Article 2 : L’expert remplira sa mission dans les conditions prévues par les articles R. 621-1 à R. 621-14 du code de justice administrative. Il ne pourra recourir à un sapiteur sans l’autorisation préalable du président du tribunal administratif.
Article 3 : Préalablement à toute opération, l’expert prêtera serment dans les formes prévues à l’article R. 621-3 du code de justice administrative.
Article 4 : A la demande du tribunal ou à son initiative, l’expert pourra, avec l’accord des parties, conduire une médiation dans les conditions prévues à l’article R. 621-1 du code de justice administrative.
Article 5 : L’expert déposera son rapport au greffe du tribunal, au plus tard le 8 septembre 2025, sous forme électronique par le biais de la plateforme d’échanges prévue à cet effet, accompagné de l’état de ses vacations, frais et débours.
Article 6 : L’expert notifiera les copies de son rapport aux parties intéressées telles que précisées à l’article 9 de la présente ordonnance, dans les conditions prévues à l’article R. 621-9 du code de justice administrative. Avec leur accord, cette notification pourra s’opérer par voie électronique dans les conditions prévues à l’article R. 621-7-3 du même code.

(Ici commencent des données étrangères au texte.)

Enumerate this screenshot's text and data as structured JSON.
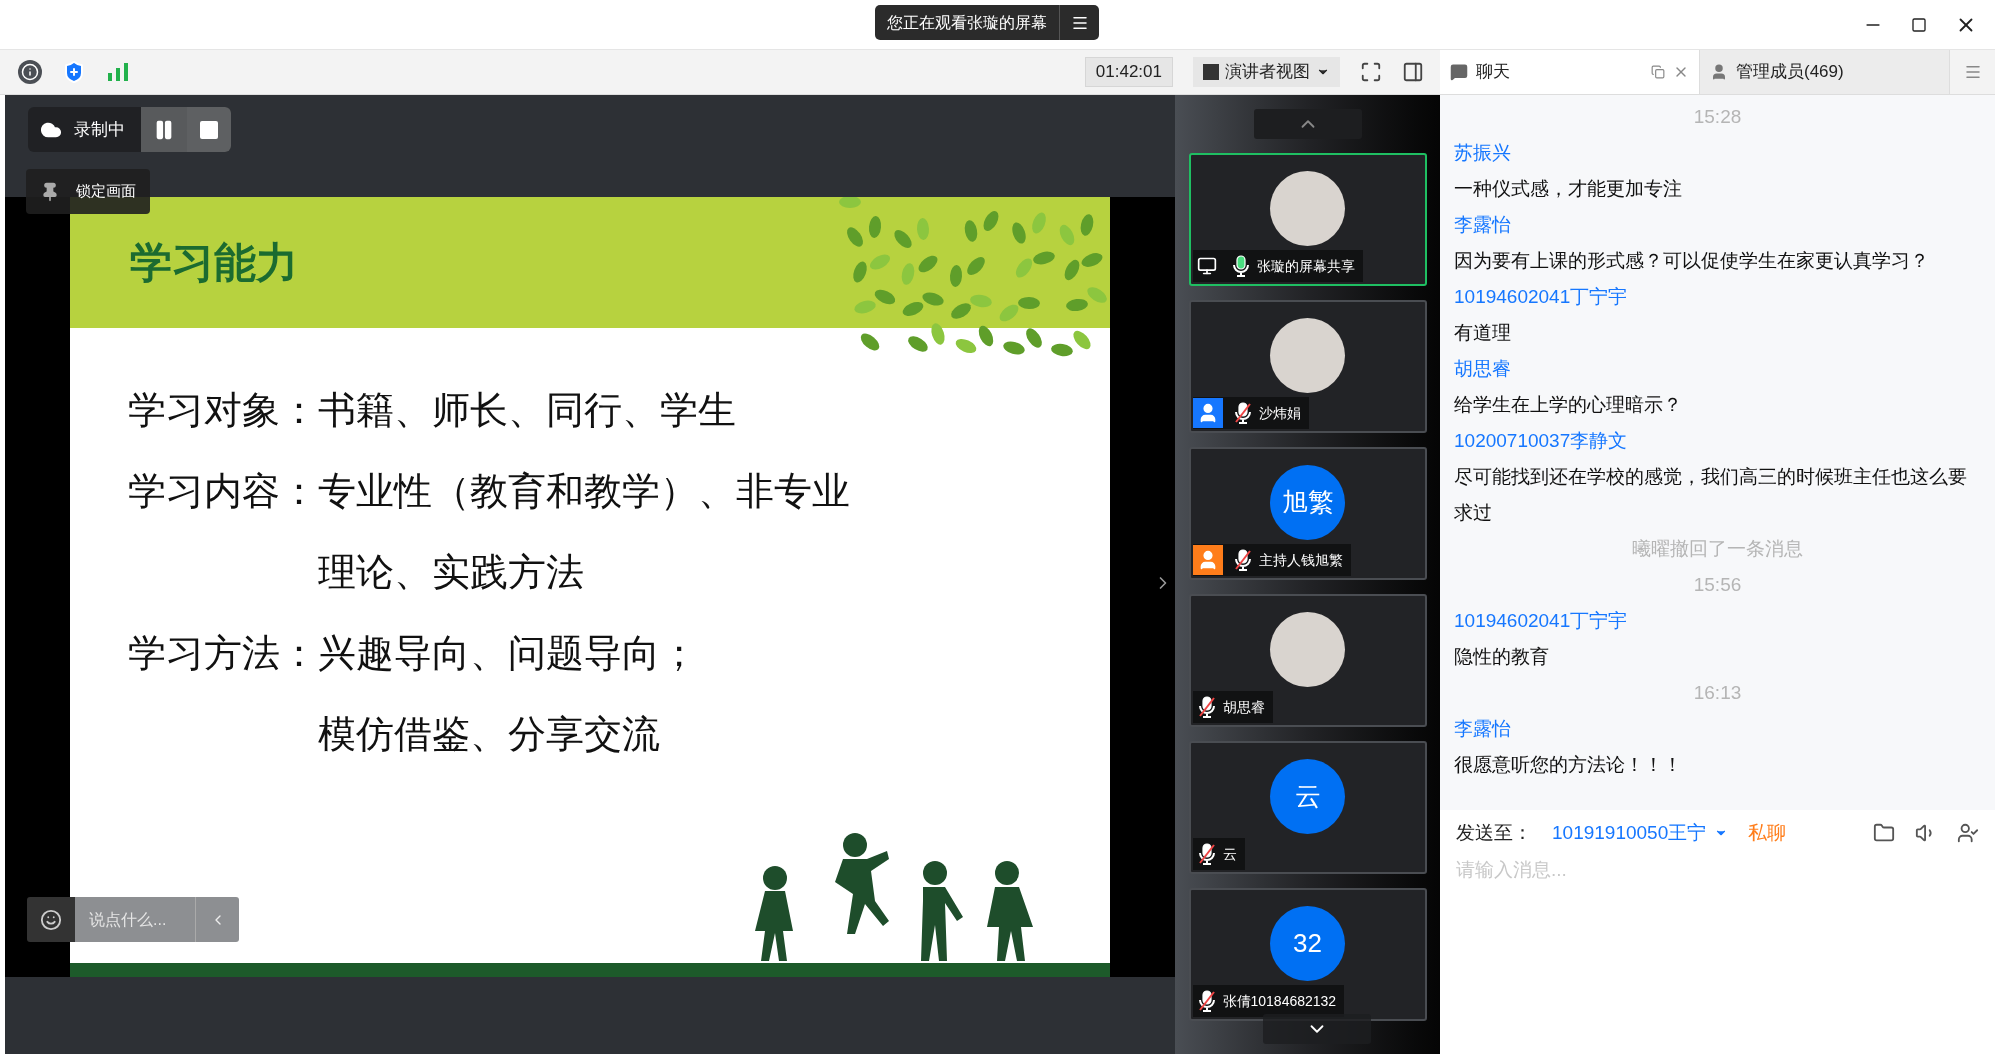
{
  "banner": {
    "text": "您正在观看张璇的屏幕"
  },
  "toolbar": {
    "timer": "01:42:01",
    "view_mode": "演讲者视图"
  },
  "side_tabs": [
    {
      "label": "聊天",
      "selected": true
    },
    {
      "label": "管理成员(469)",
      "selected": false
    }
  ],
  "recording": {
    "label": "录制中"
  },
  "lock_button": {
    "label": "锁定画面"
  },
  "slide": {
    "title": "学习能力",
    "items": [
      {
        "label": "学习对象：",
        "lines": [
          "书籍、师长、同行、学生"
        ]
      },
      {
        "label": "学习内容：",
        "lines": [
          "专业性（教育和教学）、非专业",
          "理论、实践方法"
        ]
      },
      {
        "label": "学习方法：",
        "lines": [
          "兴趣导向、问题导向；",
          "模仿借鉴、分享交流"
        ]
      }
    ]
  },
  "comment_box": {
    "placeholder": "说点什么..."
  },
  "participants": [
    {
      "name": "张璇的屏幕共享",
      "avatar": {
        "kind": "picture"
      },
      "badge": {
        "kind": "screen"
      },
      "mic_muted": false,
      "selected": true
    },
    {
      "name": "沙炜娟",
      "avatar": {
        "kind": "picture"
      },
      "badge": {
        "kind": "member"
      },
      "mic_muted": true,
      "selected": false
    },
    {
      "name": "主持人钱旭繁",
      "avatar": {
        "kind": "initials",
        "text": "旭繁"
      },
      "badge": {
        "kind": "host"
      },
      "mic_muted": true,
      "selected": false
    },
    {
      "name": "胡思睿",
      "avatar": {
        "kind": "picture"
      },
      "mic_muted": true,
      "selected": false
    },
    {
      "name": "云",
      "avatar": {
        "kind": "initials",
        "text": "云"
      },
      "mic_muted": true,
      "selected": false
    },
    {
      "name": "张倩10184682132",
      "avatar": {
        "kind": "initials",
        "text": "32"
      },
      "mic_muted": true,
      "selected": false
    }
  ],
  "chat": {
    "messages": [
      {
        "kind": "time",
        "text": "15:28"
      },
      {
        "kind": "sender",
        "text": "苏振兴"
      },
      {
        "kind": "text",
        "text": "一种仪式感，才能更加专注"
      },
      {
        "kind": "sender",
        "text": "李露怡"
      },
      {
        "kind": "text",
        "text": "因为要有上课的形式感？可以促使学生在家更认真学习？"
      },
      {
        "kind": "sender",
        "text": "10194602041丁宁宇"
      },
      {
        "kind": "text",
        "text": "有道理"
      },
      {
        "kind": "sender",
        "text": "胡思睿"
      },
      {
        "kind": "text",
        "text": "给学生在上学的心理暗示？"
      },
      {
        "kind": "sender",
        "text": "10200710037李静文"
      },
      {
        "kind": "text",
        "text": "尽可能找到还在学校的感觉，我们高三的时候班主任也这么要求过"
      },
      {
        "kind": "notice",
        "text": "曦曜撤回了一条消息"
      },
      {
        "kind": "time",
        "text": "15:56"
      },
      {
        "kind": "sender",
        "text": "10194602041丁宁宇"
      },
      {
        "kind": "text",
        "text": "隐性的教育"
      },
      {
        "kind": "time",
        "text": "16:13"
      },
      {
        "kind": "sender",
        "text": "李露怡"
      },
      {
        "kind": "text",
        "text": "很愿意听您的方法论！！！"
      }
    ]
  },
  "composer": {
    "label": "发送至：",
    "recipient": "10191910050王宁",
    "private": "私聊",
    "placeholder": "请输入消息..."
  }
}
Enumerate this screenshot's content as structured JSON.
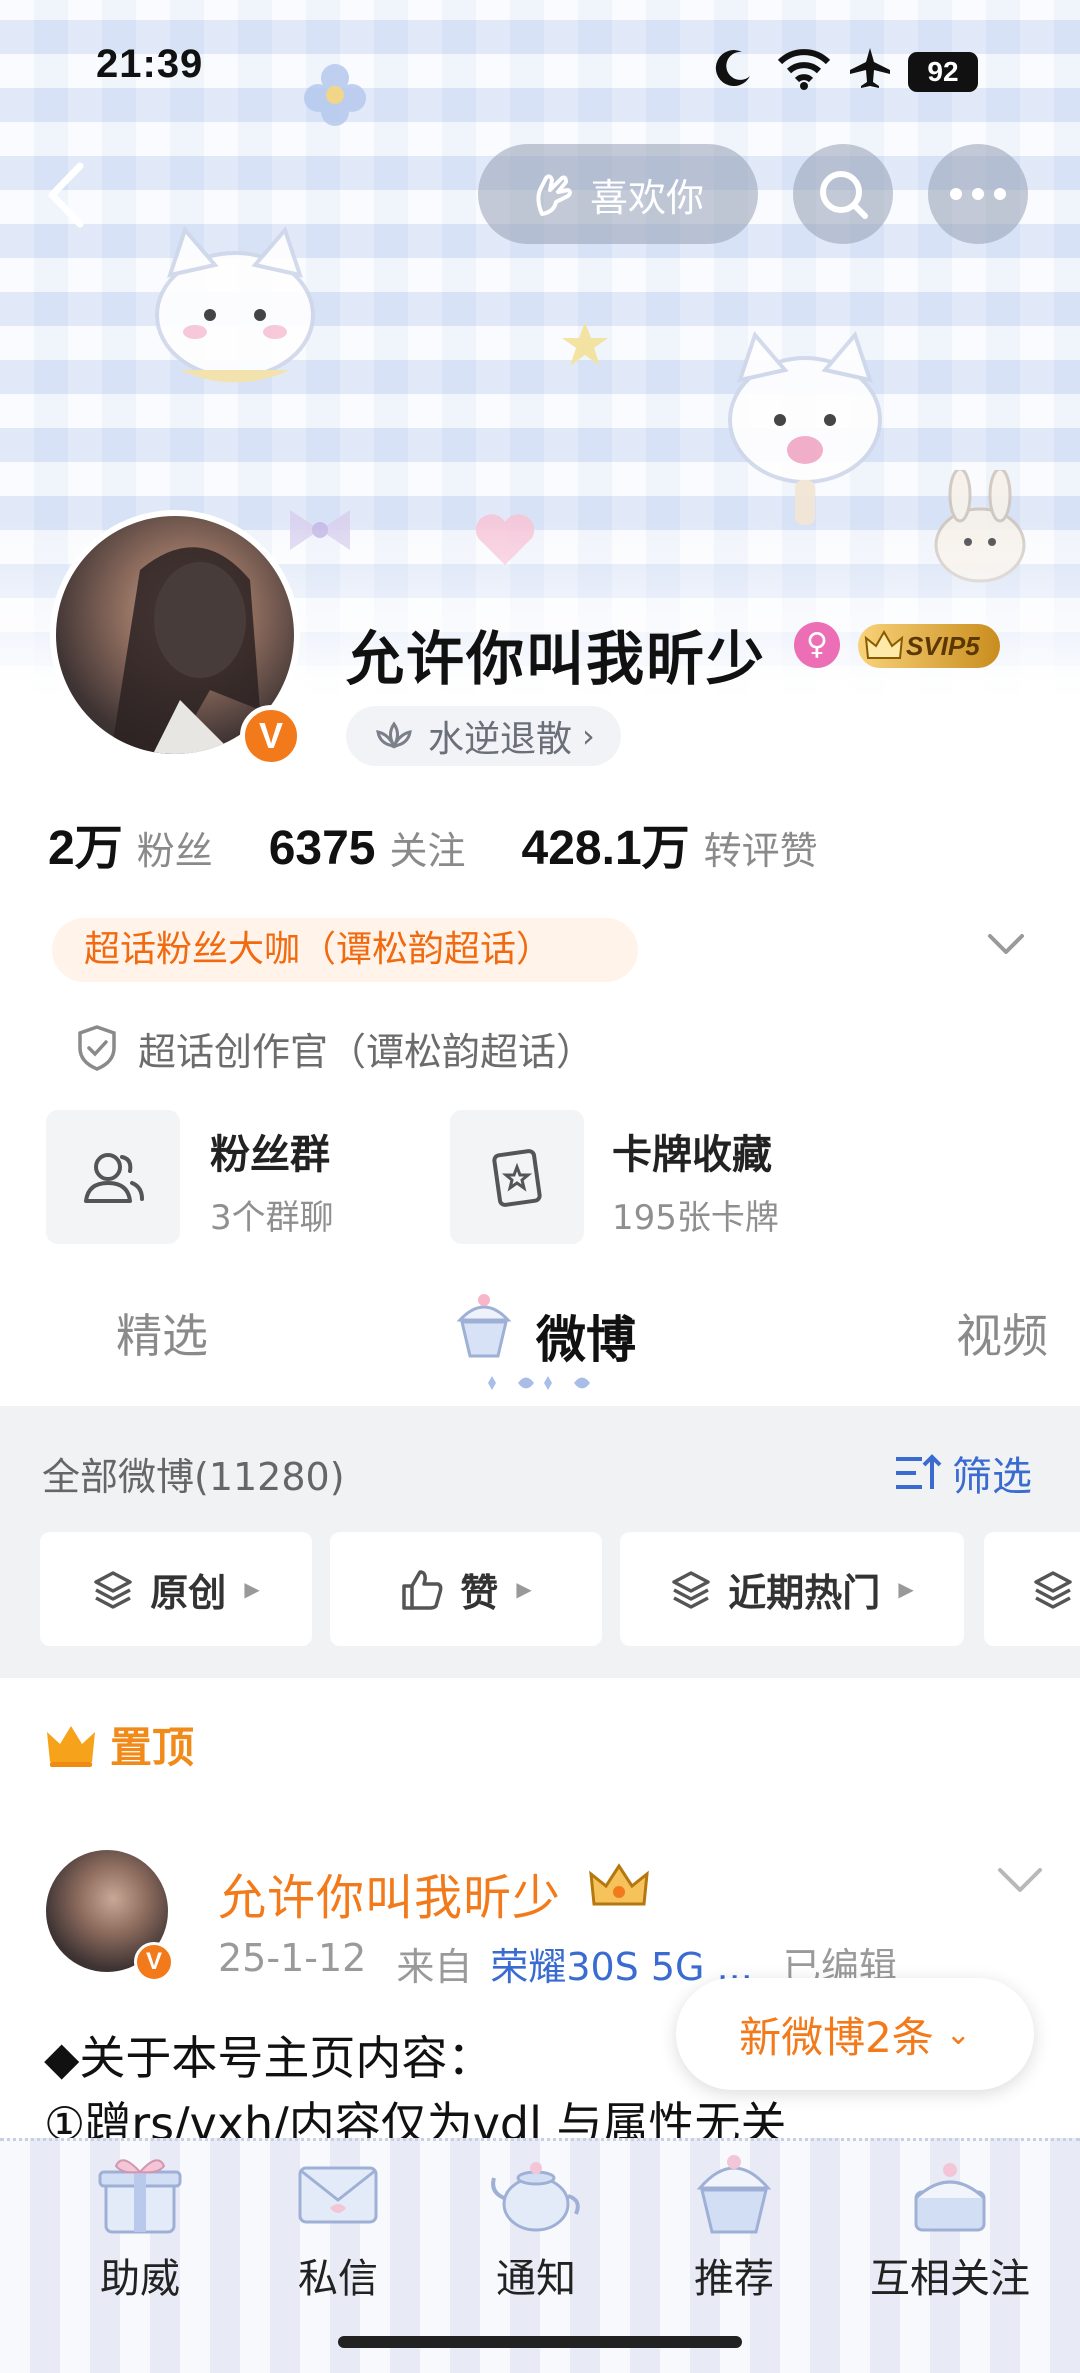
{
  "status_bar": {
    "time": "21:39",
    "battery": "92",
    "icons": [
      "moon-icon",
      "wifi-icon",
      "airplane-icon",
      "battery-icon"
    ]
  },
  "nav": {
    "back_icon": "chevron-left-icon",
    "like_label": "喜欢你",
    "like_icon": "hand-icon",
    "search_icon": "search-icon",
    "more_icon": "more-dots-icon"
  },
  "profile": {
    "username": "允许你叫我昕少",
    "verified_mark": "V",
    "gender_icon": "female-icon",
    "svip_label": "SVIP5",
    "ip_tag": "水逆退散",
    "ip_tag_arrow": "›"
  },
  "counts": [
    {
      "num": "2万",
      "label": "粉丝"
    },
    {
      "num": "6375",
      "label": "关注"
    },
    {
      "num": "428.1万",
      "label": "转评赞"
    }
  ],
  "badges": {
    "super_fan": "超话粉丝大咖（谭松韵超话）",
    "creator": "超话创作官（谭松韵超话）"
  },
  "features": [
    {
      "title": "粉丝群",
      "sub": "3个群聊",
      "icon": "users-icon"
    },
    {
      "title": "卡牌收藏",
      "sub": "195张卡牌",
      "icon": "card-icon"
    }
  ],
  "tabs": [
    "精选",
    "微博",
    "视频"
  ],
  "feed_header": {
    "all_weibo": "全部微博(11280)",
    "filter_label": "筛选"
  },
  "chips": [
    {
      "label": "原创",
      "arrow": "▶"
    },
    {
      "label": "赞",
      "arrow": "▶"
    },
    {
      "label": "近期热门",
      "arrow": "▶"
    }
  ],
  "pinned_label": "置顶",
  "post": {
    "author": "允许你叫我昕少",
    "verified_mark": "V",
    "date": "25-1-12",
    "from": "来自",
    "device": "荣耀30S 5G ...",
    "edited": "已编辑",
    "line1": "◆关于本号主页内容：",
    "line2": "①蹭rs/vxh/内容仅为vdl 与属性无关"
  },
  "new_posts": {
    "label": "新微博2条",
    "chevron": "⌄"
  },
  "bottom_bar": [
    {
      "label": "助威",
      "icon": "gift-icon"
    },
    {
      "label": "私信",
      "icon": "envelope-icon"
    },
    {
      "label": "通知",
      "icon": "teapot-icon"
    },
    {
      "label": "推荐",
      "icon": "cupcake-icon"
    },
    {
      "label": "互相关注",
      "icon": "cake-icon"
    }
  ],
  "colors": {
    "accent_orange": "#f27a1a",
    "link_blue": "#3a6bd0",
    "banner_bg": "#e6ecf8"
  }
}
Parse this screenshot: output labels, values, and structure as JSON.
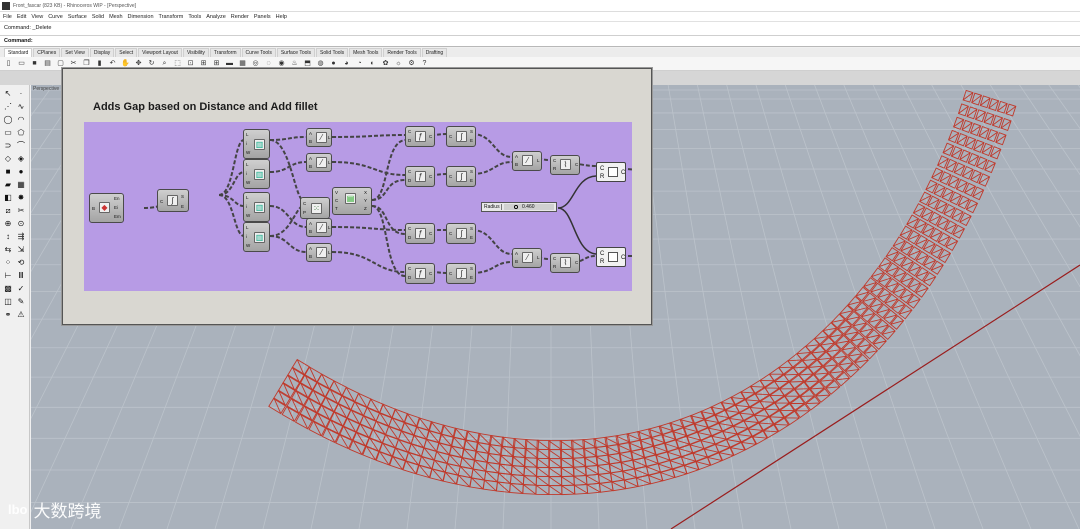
{
  "window": {
    "title": "Front_fascar (823 KB) - Rhinoceros WIP - [Perspective]"
  },
  "menu": [
    "File",
    "Edit",
    "View",
    "Curve",
    "Surface",
    "Solid",
    "Mesh",
    "Dimension",
    "Transform",
    "Tools",
    "Analyze",
    "Render",
    "Panels",
    "Help"
  ],
  "command": {
    "history": "Command: _Delete",
    "prompt": "Command:"
  },
  "tabs": [
    "Standard",
    "CPlanes",
    "Set View",
    "Display",
    "Select",
    "Viewport Layout",
    "Visibility",
    "Transform",
    "Curve Tools",
    "Surface Tools",
    "Solid Tools",
    "Mesh Tools",
    "Render Tools",
    "Drafting"
  ],
  "viewport": {
    "label": "Perspective"
  },
  "grasshopper": {
    "group_title": "Adds Gap based on Distance and Add fillet",
    "slider": {
      "label": "Radius",
      "value": "0.460"
    }
  },
  "watermark": {
    "logo": "lbo",
    "text": "大数跨境"
  },
  "colors": {
    "group": "#b79be5",
    "grid": "#aeb6bf",
    "curve": "#c0392b"
  }
}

Article 7 : L’Assistance publique – hôpitaux de Paris versera à M. E B la somme de 1 500 euros au titre de l’article L. 761-1 du code de justice administrative.
Article 8 : Le surplus des conclusions de M. E B est rejeté.
Article 9 : La présente ordonnance sera notifiée à M. F B, à l’Assistance publique – hôpitaux de Paris, à la caisse primaire d’assurance maladie de Paris, à la société Génération, à l’association de protection sociale du bâtiment et des travaux publics, à la mutuelle Mieux être, et à M. D C, expert.
Fait à Paris, le 18 février 2025.
La juge des référés,
M. Dhiver
La République mande et ordonne au ministre chargé de la santé et de l’accès aux soins, auprès de la ministre du travail, de la santé, des solidarités et des familles en ce qui le concerne ou à tous commissaires de justice à ce requis en ce qui concerne les voies de droit commun contre les parties privées, de pourvoir à l’exécution de la présente décision.